Id. (emphasis added).

[3] 19 C.F.R. §§ 111.21-111.30 (1992) discuss the record keeping procedures which customs brokers must follow. Not only must specific information be provided pursuant to these regulations, but a standard format for recording financial transactions is prescribed in 19 C.F.R. § 111.22(d). The regulations also require that the customs broker make the records available to the Customs Service for examination. Records shall be available, 19 C.F.R. § 111.25.

[4] 19 C.F.R. § 111.29(a) (1992) prescribes, in pertinent part, that

[e]ach broker shall exercise due diligence in making financial settlements, in answering correspondence, and in preparing or assisting in the preparation and filing of records relating to any customs business matter handled by him as a broker. Payment of duty, tax, or other debt or obligation owing to the Government for which the broker is responsible, or for which the broker has received payment from a client, shall be made to the Government on or before the date that payment is due. Payments received by a broker from a client after the due date shall be transmitted to the Government within 5 working days from receipt by the broker....

[5] 19 C.F.R. § 111.29(a) reads, in relevant part:

[e]ach broker shall provide a written statement to a client accounting for funds received for the client from the Government, or received from a client in excess of the Governmental or other charges properly payable as part of the client's customs business, within 60 days of receipt. No written statement is required if there is actual payment by a broker of such funds.

[6] The regulations set forth several grounds upon which a suspension or revocation of a license may be based, including conviction of a felony or misdemeanor relating to or arising from the conducting of customs business, theft, larceny, embezzlement, or fraudulent conversions, and violation of laws enforced by Customs. Grounds for suspension or revocation of license or permit or monetary penalty in lieu thereof, 19 C.F.R. § 111.53 (1992).

[7] E.D.Mich. LR 247.1(b) reads, "Pretrial motions shall be filed within the time specified in the standing order of discovery and inspection and fixing motion cut-off date in criminal cases unless modified by order of the District Judge."

[8] Benefield demonstrates the error of Klingler's assertion that there have been no cases involving funds which did not originate with the Government, but which were enroute thereto. See also U.S. v.
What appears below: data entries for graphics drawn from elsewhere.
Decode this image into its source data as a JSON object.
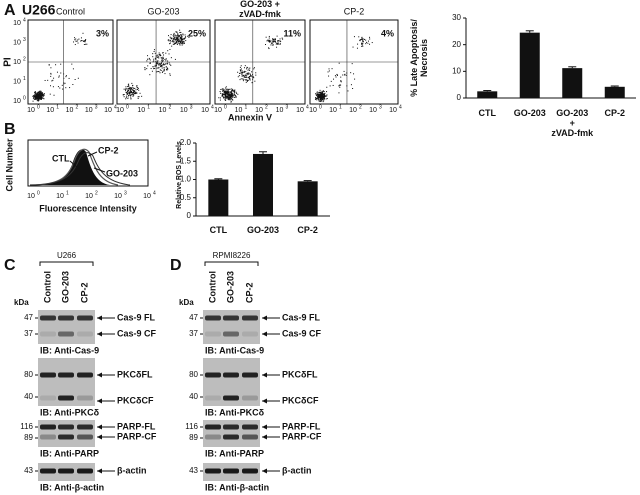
{
  "panel_a": {
    "label": "A",
    "cell_line": "U266",
    "y_axis_label": "PI",
    "x_axis_label": "Annexin V",
    "plots": [
      {
        "title": "Control",
        "percent": "3%"
      },
      {
        "title": "GO-203",
        "percent": "25%"
      },
      {
        "title": "GO-203 +\nzVAD-fmk",
        "percent": "11%"
      },
      {
        "title": "CP-2",
        "percent": "4%"
      }
    ],
    "ticks": [
      {
        "base": "10",
        "exp": "0"
      },
      {
        "base": "10",
        "exp": "1"
      },
      {
        "base": "10",
        "exp": "2"
      },
      {
        "base": "10",
        "exp": "3"
      },
      {
        "base": "10",
        "exp": "4"
      }
    ]
  },
  "panel_b": {
    "label": "B",
    "y_axis_label": "Cell Number",
    "x_axis_label": "Fluorescence Intensity",
    "curve_labels": [
      "CTL",
      "CP-2",
      "GO-203"
    ],
    "ticks": [
      {
        "base": "10",
        "exp": "0"
      },
      {
        "base": "10",
        "exp": "1"
      },
      {
        "base": "10",
        "exp": "2"
      },
      {
        "base": "10",
        "exp": "3"
      },
      {
        "base": "10",
        "exp": "4"
      }
    ]
  },
  "chart_data": [
    {
      "type": "bar",
      "y_label": "% Late Apoptosis/\nNecrosis",
      "categories": [
        "CTL",
        "GO-203",
        "GO-203\n+\nzVAD-fmk",
        "CP-2"
      ],
      "values": [
        2.5,
        24.5,
        11.2,
        4.2
      ],
      "errors": [
        0.3,
        0.7,
        0.5,
        0.3
      ],
      "color": "#111111",
      "ylim": [
        0,
        30
      ],
      "yticks": [
        0,
        10,
        20,
        30
      ]
    },
    {
      "type": "bar",
      "y_label": "Relative ROS Levels",
      "categories": [
        "CTL",
        "GO-203",
        "CP-2"
      ],
      "values": [
        1.0,
        1.7,
        0.95
      ],
      "errors": [
        0.02,
        0.06,
        0.02
      ],
      "color": "#111111",
      "ylim": [
        0,
        2
      ],
      "yticks": [
        0,
        0.5,
        {
          "value": 1,
          "label": "1.0"
        },
        1.5,
        {
          "value": 2,
          "label": "2.0"
        }
      ]
    }
  ],
  "panel_c": {
    "label": "C",
    "cell_line": "U266",
    "kda": "kDa",
    "lanes": [
      "Control",
      "GO-203",
      "CP-2"
    ],
    "blots": [
      {
        "markers": [
          "47",
          "37"
        ],
        "bands": [
          "Cas-9 FL",
          "Cas-9 CF"
        ],
        "antibody": "IB: Anti-Cas-9"
      },
      {
        "markers": [
          "80",
          "40"
        ],
        "bands": [
          "PKCδFL",
          "PKCδCF"
        ],
        "antibody": "IB: Anti-PKCδ"
      },
      {
        "markers": [
          "116",
          "89"
        ],
        "bands": [
          "PARP-FL",
          "PARP-CF"
        ],
        "antibody": "IB: Anti-PARP"
      },
      {
        "markers": [
          "43"
        ],
        "bands": [
          "β-actin"
        ],
        "antibody": "IB: Anti-β-actin"
      }
    ]
  },
  "panel_d": {
    "label": "D",
    "cell_line": "RPMI8226",
    "kda": "kDa",
    "lanes": [
      "Control",
      "GO-203",
      "CP-2"
    ],
    "blots": [
      {
        "markers": [
          "47",
          "37"
        ],
        "bands": [
          "Cas-9 FL",
          "Cas-9 CF"
        ],
        "antibody": "IB: Anti-Cas-9"
      },
      {
        "markers": [
          "80",
          "40"
        ],
        "bands": [
          "PKCδFL",
          "PKCδCF"
        ],
        "antibody": "IB: Anti-PKCδ"
      },
      {
        "markers": [
          "116",
          "89"
        ],
        "bands": [
          "PARP-FL",
          "PARP-CF"
        ],
        "antibody": "IB: Anti-PARP"
      },
      {
        "markers": [
          "43"
        ],
        "bands": [
          "β-actin"
        ],
        "antibody": "IB: Anti-β-actin"
      }
    ]
  }
}
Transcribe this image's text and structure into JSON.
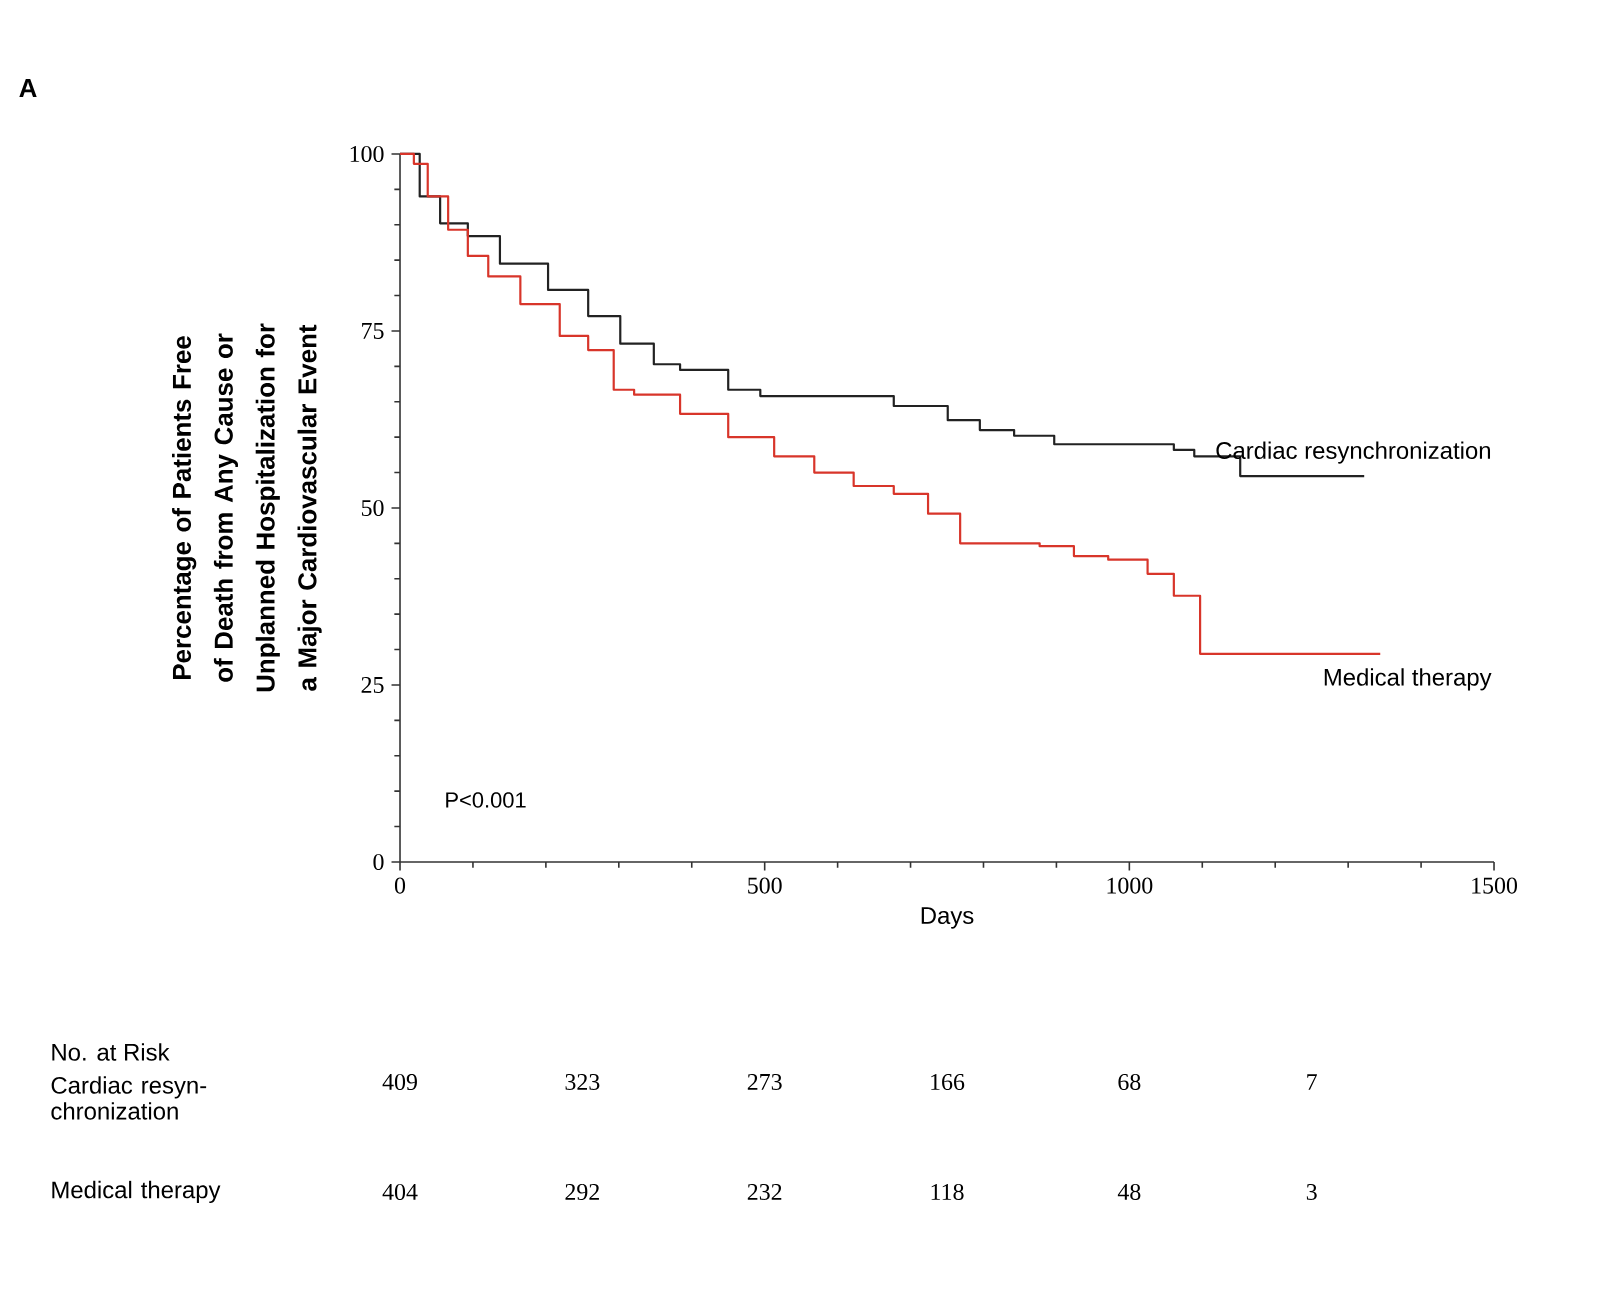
{
  "chart_data": {
    "type": "step",
    "xlabel": "Days",
    "ylabel": "Percentage of Patients Free of Death from Any Cause or Unplanned Hospitalization for a Major Cardiovascular Event",
    "xlim": [
      0,
      1500
    ],
    "ylim": [
      0,
      100
    ],
    "xticks": [
      0,
      500,
      1000,
      1500
    ],
    "yticks": [
      0,
      25,
      50,
      75,
      100
    ],
    "series": [
      {
        "name": "Cardiac resynchronization",
        "color": "#222222",
        "x": [
          0,
          27,
          55,
          93,
          137,
          203,
          258,
          302,
          348,
          384,
          450,
          494,
          548,
          642,
          677,
          751,
          795,
          842,
          897,
          1061,
          1089,
          1152,
          1322
        ],
        "values": [
          100,
          94,
          90.2,
          88.4,
          84.5,
          80.8,
          77.1,
          73.2,
          70.3,
          69.5,
          66.7,
          65.8,
          65.8,
          65.8,
          64.4,
          62.4,
          61,
          60.2,
          59,
          58.2,
          57.3,
          54.5,
          54.5
        ]
      },
      {
        "name": "Medical therapy",
        "color": "#d8352a",
        "x": [
          0,
          19,
          38,
          66,
          93,
          121,
          165,
          219,
          258,
          293,
          321,
          384,
          450,
          513,
          568,
          622,
          677,
          724,
          768,
          877,
          924,
          971,
          1025,
          1061,
          1097,
          1344
        ],
        "values": [
          100,
          98.6,
          94,
          89.3,
          85.6,
          82.7,
          78.8,
          74.3,
          72.3,
          66.7,
          66,
          63.3,
          60,
          57.3,
          55,
          53.1,
          52,
          49.2,
          45,
          44.6,
          43.2,
          42.7,
          40.7,
          37.6,
          29.4,
          29.4
        ]
      }
    ],
    "annotations": [
      "A",
      "P<0.001",
      "No. at Risk",
      "Cardiac resyn-chronization",
      "409",
      "323",
      "273",
      "166",
      "68",
      "7",
      "Medical therapy",
      "404",
      "292",
      "232",
      "118",
      "48",
      "3"
    ]
  }
}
Jackson, 759 F.2d 342 (4th Cir.1985), cert. denied, 474 U.S. 924, 106 S. Ct. 259, 88 L. Ed. 2d 265.

[9] Despite the split in the circuits over the scope of 18 U.S.C. § 649, there is a consensus among the circuits that checks made payable to the Government fall within the purview of 18 U.S.C. § 641. U.S. v. Jackson, 759 F.2d 342 (4th Cir. 1985), cert. denied, 474 U.S. 924, 106 S. Ct. 259, 88 L. Ed. 2d 265 (1985); U.S. v. Fernando, 745 F.2d 1328 (10th Cir.1984).